The Mary argument continues to divide opinion. It's unclear if Mary would discover something new and indeed non-physical upon leaving her black and white academic prison.
Philosophical Zombies
Earlier, we entertained the idea that all our friends could be zombies, who do not possess conscious minds. The philosopher David Chalmers asks us to use the idea of zombies in another thought experiment. In his ‘zombies’ argument, he attempts to prove his form of dualism, which is the belief that there are non-physical mental properties. Zombies are creatures that are completely physically identical to humans, but they are soulless, non-conscious beings. Chalmers asks us to imagine a possible world, where zombies walk around, looking and acting like humans, but have no conscious mind. (For anyone who has watched Love Island, this is not too hard to imagine.) If it is conceivable that zombies exist, he says, then this establishes that there are mental properties in addition to the physical. Consciousness is something extra, and therefore at least a kind of dualism is true. There are properties beyond the physical – properties that zombies lack, despite being physically indistinguishable from us.

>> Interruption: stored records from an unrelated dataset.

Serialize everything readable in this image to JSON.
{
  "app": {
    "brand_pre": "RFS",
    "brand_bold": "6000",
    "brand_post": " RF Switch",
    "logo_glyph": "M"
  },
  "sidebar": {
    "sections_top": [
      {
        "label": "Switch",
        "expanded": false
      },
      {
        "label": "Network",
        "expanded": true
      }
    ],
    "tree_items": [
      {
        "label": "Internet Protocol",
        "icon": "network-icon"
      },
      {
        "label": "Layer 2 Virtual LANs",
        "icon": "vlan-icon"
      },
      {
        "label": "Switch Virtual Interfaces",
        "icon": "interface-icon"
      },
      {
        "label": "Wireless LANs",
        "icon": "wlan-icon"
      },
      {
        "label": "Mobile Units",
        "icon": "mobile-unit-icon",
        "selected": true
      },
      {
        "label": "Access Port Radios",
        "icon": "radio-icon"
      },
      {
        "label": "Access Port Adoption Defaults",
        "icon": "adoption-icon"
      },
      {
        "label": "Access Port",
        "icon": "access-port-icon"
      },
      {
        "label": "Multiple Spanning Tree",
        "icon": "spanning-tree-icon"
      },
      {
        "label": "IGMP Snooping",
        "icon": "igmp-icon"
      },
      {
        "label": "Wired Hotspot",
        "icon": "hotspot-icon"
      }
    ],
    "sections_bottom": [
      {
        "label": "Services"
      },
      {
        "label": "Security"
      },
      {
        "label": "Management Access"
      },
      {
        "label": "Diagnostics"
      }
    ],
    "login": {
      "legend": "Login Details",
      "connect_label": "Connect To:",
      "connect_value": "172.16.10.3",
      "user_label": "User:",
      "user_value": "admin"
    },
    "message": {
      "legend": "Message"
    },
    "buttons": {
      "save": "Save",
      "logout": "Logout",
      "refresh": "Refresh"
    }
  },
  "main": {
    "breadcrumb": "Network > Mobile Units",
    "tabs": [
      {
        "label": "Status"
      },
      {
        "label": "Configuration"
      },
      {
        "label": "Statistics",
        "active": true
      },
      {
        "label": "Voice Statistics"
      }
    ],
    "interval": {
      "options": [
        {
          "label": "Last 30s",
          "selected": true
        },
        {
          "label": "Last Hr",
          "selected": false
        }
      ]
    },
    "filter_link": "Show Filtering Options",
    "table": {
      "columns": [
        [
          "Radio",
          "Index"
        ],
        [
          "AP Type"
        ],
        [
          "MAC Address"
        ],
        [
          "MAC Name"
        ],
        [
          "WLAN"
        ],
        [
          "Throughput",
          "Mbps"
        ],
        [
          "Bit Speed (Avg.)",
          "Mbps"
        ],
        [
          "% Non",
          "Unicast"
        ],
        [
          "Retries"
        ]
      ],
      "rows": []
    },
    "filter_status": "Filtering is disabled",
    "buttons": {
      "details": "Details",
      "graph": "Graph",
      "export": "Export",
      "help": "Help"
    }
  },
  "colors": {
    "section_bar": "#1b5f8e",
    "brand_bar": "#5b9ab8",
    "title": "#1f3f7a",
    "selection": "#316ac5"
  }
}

However, others argue that if there really was a creature which was physically identical to a human, then it would possess consciousness.
A Picture of The Mind
When we think of the mind as something necessarily private and unavailable to others (they only ever get to experience my physical body, and perhaps my brain, etc.), we may seem forced to concede the real possibility that my mind is the only mind, and that all my friends are zombies, and that the physical world is illusory. This picture of the mind as a kind of secret inner kingdom, possessing a kind of privacy that no mere physical thing could possess, also seems to result in us being imprisoned in it, unable ever to escape or know what lies outside its strange, metaphysically unbreachable walls. For all we know, solipsism is true.
But perhaps there is something wrong with this picture of the mind which in turn gives rise to these seemingly intractable philosophical puzzles? Perhaps we went wrong in thinking of ourselves in this way. Perhaps the picture is confused? That at least is what several philosophers have suggested, including Ludwig Wittgenstein in his later philosophy. On the other hand, there are philosophers who think that nothing could be more obvious than that we do have these private worlds – after all I can be mistaken about whether there is a real object in front of me, but I cannot be mistaken about that – the appearance of such an object before my mind's eye.